Once the potatoes are done, the kale is added. Make sure that you trim the kale before adding to your soup. Strip the leaves off the middle rib before roughly chopping. The rib is fibrous and you don’t want to add that to your soup.
The last ingredient to go in is the cream. After stirring it in, allow the soup to reach simmering point to make sure that the cream reaches the same temperature as the rest of the ingredients.

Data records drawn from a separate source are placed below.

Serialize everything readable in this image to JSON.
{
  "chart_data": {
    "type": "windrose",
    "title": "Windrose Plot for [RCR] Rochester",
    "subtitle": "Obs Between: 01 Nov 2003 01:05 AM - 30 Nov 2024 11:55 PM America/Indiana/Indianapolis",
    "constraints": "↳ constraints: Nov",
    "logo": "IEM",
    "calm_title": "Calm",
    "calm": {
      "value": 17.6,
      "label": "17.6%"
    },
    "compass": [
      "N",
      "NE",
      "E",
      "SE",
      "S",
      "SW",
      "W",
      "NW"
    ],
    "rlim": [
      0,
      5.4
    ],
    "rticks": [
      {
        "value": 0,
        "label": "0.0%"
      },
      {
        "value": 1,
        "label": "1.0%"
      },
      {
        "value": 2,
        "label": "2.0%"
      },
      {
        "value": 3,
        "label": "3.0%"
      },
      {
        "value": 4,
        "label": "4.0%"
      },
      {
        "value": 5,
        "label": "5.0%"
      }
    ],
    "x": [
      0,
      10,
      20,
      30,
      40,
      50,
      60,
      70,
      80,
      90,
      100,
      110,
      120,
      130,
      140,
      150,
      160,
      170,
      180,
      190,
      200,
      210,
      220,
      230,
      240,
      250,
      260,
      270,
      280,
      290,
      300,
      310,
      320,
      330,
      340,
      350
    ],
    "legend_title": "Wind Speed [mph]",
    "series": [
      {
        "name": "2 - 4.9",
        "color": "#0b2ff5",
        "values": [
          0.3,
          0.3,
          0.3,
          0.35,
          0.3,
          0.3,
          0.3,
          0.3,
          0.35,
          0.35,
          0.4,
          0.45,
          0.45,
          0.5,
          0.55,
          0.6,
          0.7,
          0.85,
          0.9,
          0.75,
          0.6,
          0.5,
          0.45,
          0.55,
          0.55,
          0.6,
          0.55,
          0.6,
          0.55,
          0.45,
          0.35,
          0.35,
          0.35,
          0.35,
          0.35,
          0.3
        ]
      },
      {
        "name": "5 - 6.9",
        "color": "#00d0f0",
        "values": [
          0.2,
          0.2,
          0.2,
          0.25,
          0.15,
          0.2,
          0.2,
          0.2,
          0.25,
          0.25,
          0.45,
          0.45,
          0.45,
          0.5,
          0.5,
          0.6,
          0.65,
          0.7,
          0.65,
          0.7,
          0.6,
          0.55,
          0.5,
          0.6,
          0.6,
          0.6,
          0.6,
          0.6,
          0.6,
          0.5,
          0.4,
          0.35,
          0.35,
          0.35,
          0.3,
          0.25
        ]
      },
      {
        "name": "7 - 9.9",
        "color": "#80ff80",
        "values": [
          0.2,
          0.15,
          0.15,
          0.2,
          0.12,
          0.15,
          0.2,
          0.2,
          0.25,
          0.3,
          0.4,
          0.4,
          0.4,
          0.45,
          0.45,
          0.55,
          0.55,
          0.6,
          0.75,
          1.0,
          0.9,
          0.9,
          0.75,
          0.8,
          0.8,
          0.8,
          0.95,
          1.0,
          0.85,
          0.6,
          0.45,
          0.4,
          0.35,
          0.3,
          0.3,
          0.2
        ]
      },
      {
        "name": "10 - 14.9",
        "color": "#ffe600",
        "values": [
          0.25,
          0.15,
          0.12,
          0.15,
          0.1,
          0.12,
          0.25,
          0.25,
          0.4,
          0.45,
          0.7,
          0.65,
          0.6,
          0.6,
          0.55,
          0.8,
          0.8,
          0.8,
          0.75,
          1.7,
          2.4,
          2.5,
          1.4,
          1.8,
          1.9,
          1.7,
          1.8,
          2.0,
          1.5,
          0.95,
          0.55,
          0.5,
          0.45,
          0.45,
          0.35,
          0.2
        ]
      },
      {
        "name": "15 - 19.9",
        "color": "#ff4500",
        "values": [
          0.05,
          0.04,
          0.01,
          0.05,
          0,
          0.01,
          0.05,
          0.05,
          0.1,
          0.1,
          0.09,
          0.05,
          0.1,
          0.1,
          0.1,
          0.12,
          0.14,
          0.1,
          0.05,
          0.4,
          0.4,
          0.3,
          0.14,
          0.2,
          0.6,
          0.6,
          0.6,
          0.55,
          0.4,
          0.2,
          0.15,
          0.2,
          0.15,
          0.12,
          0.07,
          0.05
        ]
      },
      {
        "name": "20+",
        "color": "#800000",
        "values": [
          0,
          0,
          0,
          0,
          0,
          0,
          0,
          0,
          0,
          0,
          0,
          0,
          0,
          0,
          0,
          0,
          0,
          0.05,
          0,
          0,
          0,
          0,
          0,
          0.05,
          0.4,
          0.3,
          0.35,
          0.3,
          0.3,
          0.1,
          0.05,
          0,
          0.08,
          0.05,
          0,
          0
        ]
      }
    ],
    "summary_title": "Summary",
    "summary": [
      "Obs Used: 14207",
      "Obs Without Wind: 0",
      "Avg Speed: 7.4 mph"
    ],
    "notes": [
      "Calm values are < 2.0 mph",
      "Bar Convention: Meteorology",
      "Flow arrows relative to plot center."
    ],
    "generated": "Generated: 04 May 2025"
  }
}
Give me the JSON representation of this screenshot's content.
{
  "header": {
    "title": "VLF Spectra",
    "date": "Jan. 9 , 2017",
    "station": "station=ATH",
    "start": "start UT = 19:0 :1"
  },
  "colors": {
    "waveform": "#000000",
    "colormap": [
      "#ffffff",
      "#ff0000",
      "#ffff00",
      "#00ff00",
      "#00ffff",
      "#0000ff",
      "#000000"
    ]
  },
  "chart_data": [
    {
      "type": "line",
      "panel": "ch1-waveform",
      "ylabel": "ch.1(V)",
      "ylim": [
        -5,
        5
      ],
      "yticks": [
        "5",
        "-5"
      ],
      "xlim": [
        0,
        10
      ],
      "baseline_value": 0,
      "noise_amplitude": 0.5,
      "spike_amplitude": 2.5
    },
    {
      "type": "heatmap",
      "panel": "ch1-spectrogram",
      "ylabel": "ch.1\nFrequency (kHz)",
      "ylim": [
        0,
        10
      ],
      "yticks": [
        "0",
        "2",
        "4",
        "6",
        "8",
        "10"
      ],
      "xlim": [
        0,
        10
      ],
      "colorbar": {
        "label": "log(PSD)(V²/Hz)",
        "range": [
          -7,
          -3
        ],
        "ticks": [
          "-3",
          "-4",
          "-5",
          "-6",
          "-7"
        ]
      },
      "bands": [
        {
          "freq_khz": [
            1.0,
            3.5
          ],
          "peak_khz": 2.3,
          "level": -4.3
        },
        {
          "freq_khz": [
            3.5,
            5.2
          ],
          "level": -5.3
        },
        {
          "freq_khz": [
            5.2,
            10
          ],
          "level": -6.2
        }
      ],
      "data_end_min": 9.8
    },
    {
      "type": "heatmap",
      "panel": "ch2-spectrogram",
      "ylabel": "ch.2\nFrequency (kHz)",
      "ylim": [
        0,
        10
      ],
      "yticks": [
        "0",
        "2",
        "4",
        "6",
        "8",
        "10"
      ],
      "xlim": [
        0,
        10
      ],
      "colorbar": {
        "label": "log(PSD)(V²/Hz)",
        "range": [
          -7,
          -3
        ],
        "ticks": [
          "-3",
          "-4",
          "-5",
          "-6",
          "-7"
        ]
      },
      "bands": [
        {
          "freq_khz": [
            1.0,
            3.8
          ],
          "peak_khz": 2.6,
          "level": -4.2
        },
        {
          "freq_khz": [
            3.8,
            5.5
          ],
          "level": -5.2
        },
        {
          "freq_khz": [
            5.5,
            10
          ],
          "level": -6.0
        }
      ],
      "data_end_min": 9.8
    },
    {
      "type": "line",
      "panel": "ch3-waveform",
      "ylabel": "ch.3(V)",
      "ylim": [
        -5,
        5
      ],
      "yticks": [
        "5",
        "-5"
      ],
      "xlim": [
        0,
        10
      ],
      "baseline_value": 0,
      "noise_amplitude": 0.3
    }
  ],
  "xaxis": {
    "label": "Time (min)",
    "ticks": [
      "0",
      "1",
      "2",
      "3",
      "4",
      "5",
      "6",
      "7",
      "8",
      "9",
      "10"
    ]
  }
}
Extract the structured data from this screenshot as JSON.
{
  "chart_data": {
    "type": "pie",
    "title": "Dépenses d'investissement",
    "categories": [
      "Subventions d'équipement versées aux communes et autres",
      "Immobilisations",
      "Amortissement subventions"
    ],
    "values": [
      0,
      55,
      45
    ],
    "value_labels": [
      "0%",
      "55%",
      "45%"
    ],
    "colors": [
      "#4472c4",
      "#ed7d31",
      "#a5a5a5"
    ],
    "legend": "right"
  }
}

Do not, however, cover and allow the soup to boil to prevent the cream from curdling.
Zuppa Toscana
Ingredients
- 120 grams belly bacon
- 1 Italian sausage
- 1 onion - peeled and chopped
- 3 cloves garlic - peeled and minced
- 1 large potato
- 4 cups vegetable broth
- salt - optional
- pepper - optional
- 6 ro 8 stalks curly kale
- ½ cup whipping cream - whipping, not whipped
Instructions
- Cut the bacon into half-inch wide strips.

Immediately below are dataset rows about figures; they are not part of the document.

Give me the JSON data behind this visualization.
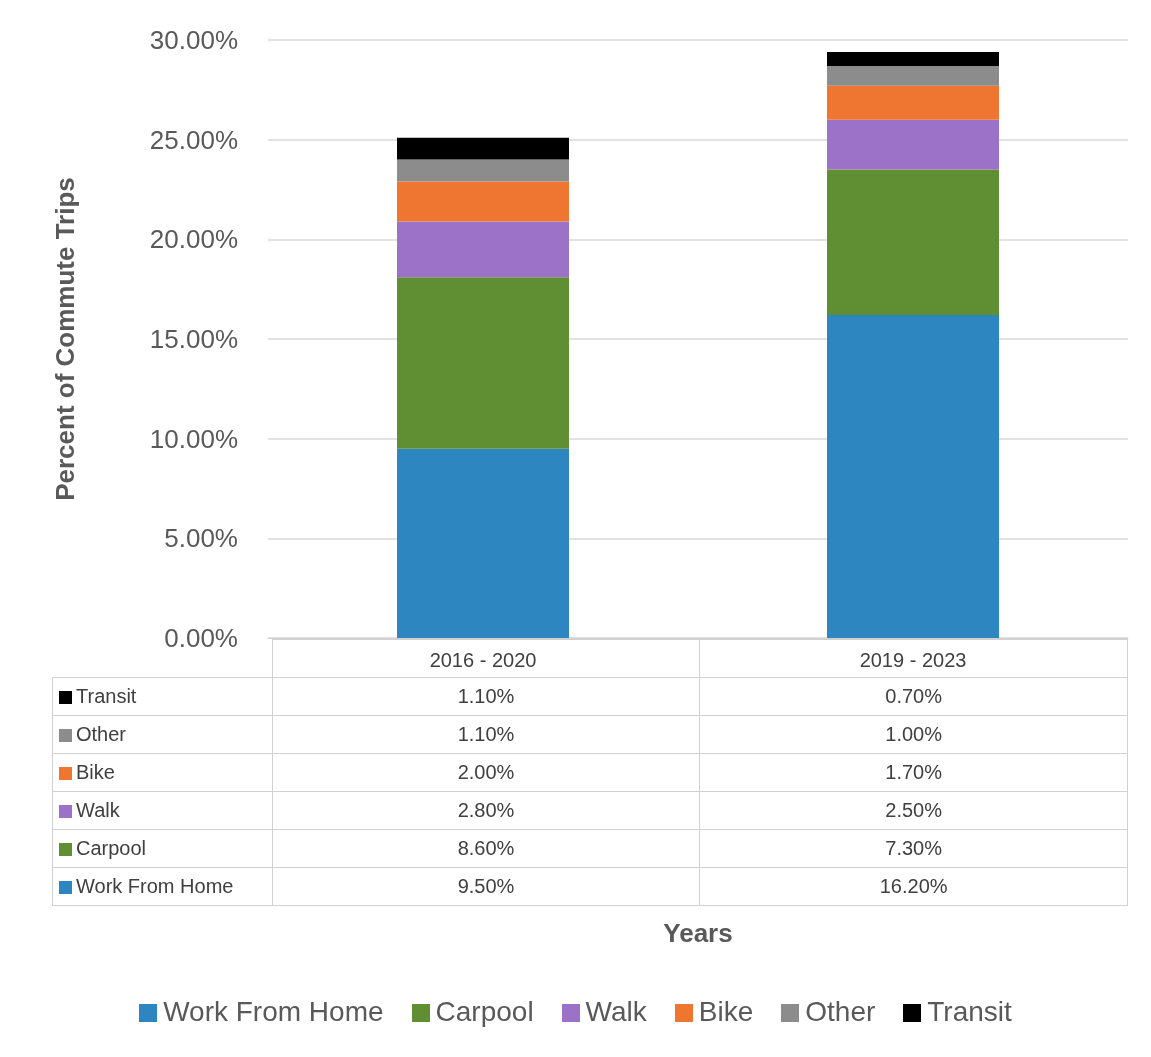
{
  "chart_data": {
    "type": "bar",
    "stacked": true,
    "annotations": [
      "Years"
    ],
    "ylabel": "Percent of Commute Trips",
    "categories": [
      "2016 - 2020",
      "2019 - 2023"
    ],
    "series": [
      {
        "name": "Work From Home",
        "color": "#2e86c1",
        "values": [
          9.5,
          16.2
        ],
        "value_labels": [
          "9.50%",
          "16.20%"
        ]
      },
      {
        "name": "Carpool",
        "color": "#5f8f32",
        "values": [
          8.6,
          7.3
        ],
        "value_labels": [
          "8.60%",
          "7.30%"
        ]
      },
      {
        "name": "Walk",
        "color": "#9b72c8",
        "values": [
          2.8,
          2.5
        ],
        "value_labels": [
          "2.80%",
          "2.50%"
        ]
      },
      {
        "name": "Bike",
        "color": "#ee7630",
        "values": [
          2.0,
          1.7
        ],
        "value_labels": [
          "2.00%",
          "1.70%"
        ]
      },
      {
        "name": "Other",
        "color": "#8c8c8c",
        "values": [
          1.1,
          1.0
        ],
        "value_labels": [
          "1.10%",
          "1.00%"
        ]
      },
      {
        "name": "Transit",
        "color": "#000000",
        "values": [
          1.1,
          0.7
        ],
        "value_labels": [
          "1.10%",
          "0.70%"
        ]
      }
    ],
    "ylim": [
      0,
      30
    ],
    "yticks": [
      {
        "value": 0,
        "label": "0.00%"
      },
      {
        "value": 5,
        "label": "5.00%"
      },
      {
        "value": 10,
        "label": "10.00%"
      },
      {
        "value": 15,
        "label": "15.00%"
      },
      {
        "value": 20,
        "label": "20.00%"
      },
      {
        "value": 25,
        "label": "25.00%"
      },
      {
        "value": 30,
        "label": "30.00%"
      }
    ],
    "grid": "y",
    "legend": "bottom"
  }
}
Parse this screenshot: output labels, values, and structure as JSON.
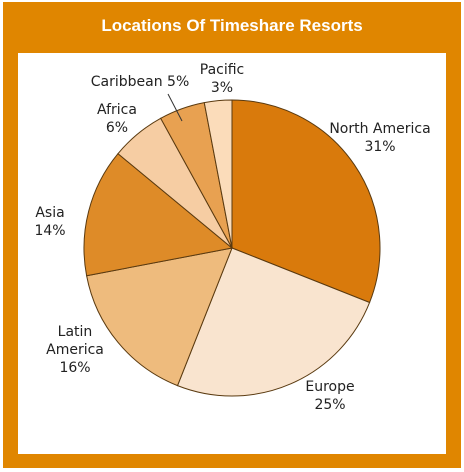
{
  "chart_data": {
    "type": "pie",
    "title": "Locations Of Timeshare Resorts",
    "categories": [
      "North America",
      "Europe",
      "Latin America",
      "Asia",
      "Africa",
      "Caribbean",
      "Pacific"
    ],
    "values": [
      31,
      25,
      16,
      14,
      6,
      5,
      3
    ],
    "value_labels": [
      "31%",
      "25%",
      "16%",
      "14%",
      "6%",
      "5%",
      "3%"
    ],
    "colors": [
      "#d97a0c",
      "#f9e4cf",
      "#eebb7d",
      "#de8b28",
      "#f6cda3",
      "#e8a151",
      "#fbdcba"
    ]
  }
}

- Peel off the sausage skin and discard. Cut the sausage meat into rings.
- Spread the bacon on the bottom of a pan and turn the heat to medium-low. Cook, stirring a few times, until fat has been rendered.

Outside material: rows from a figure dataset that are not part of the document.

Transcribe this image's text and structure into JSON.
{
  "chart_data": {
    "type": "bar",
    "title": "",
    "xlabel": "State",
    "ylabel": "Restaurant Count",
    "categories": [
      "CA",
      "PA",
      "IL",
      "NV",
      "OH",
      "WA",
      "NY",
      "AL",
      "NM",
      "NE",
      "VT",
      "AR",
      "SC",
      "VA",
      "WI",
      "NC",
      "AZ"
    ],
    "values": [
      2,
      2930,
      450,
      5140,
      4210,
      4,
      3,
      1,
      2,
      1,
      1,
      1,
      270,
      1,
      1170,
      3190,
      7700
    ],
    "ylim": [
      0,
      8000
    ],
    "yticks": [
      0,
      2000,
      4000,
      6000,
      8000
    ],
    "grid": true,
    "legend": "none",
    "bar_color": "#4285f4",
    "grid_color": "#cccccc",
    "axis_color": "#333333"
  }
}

- Add the sausage rings and continue cooking until fat from the sausage has been rendered as well.
- Add the chopped onion and minced garlic. Stir. Cover the pan, turn down the heat to low and cook until the onion bits start to soften.
- Rinse and scrub the potato, cut into quarters then slice thinly.
- Add the potato slices to the pan and stir until every piece is coated with oil.
- Pour in the broth. If your broth is unseasoned or underseasoned, add a bit of salt and pepper. Bring to the boil, cover and simmer until the potatoes are soft.
- Strip the kale leaves from the stalks, discard the stalks and roughly chop the leaves.
- Stir the kale leaves into the soup and cook for a few minutes or just until withered.
- Stir in the cream.
- Allow to reach simmering point before turning off the heat.
- Taste your zuppa Toscana one last time, and adjust the seasonings, if needed, before serving.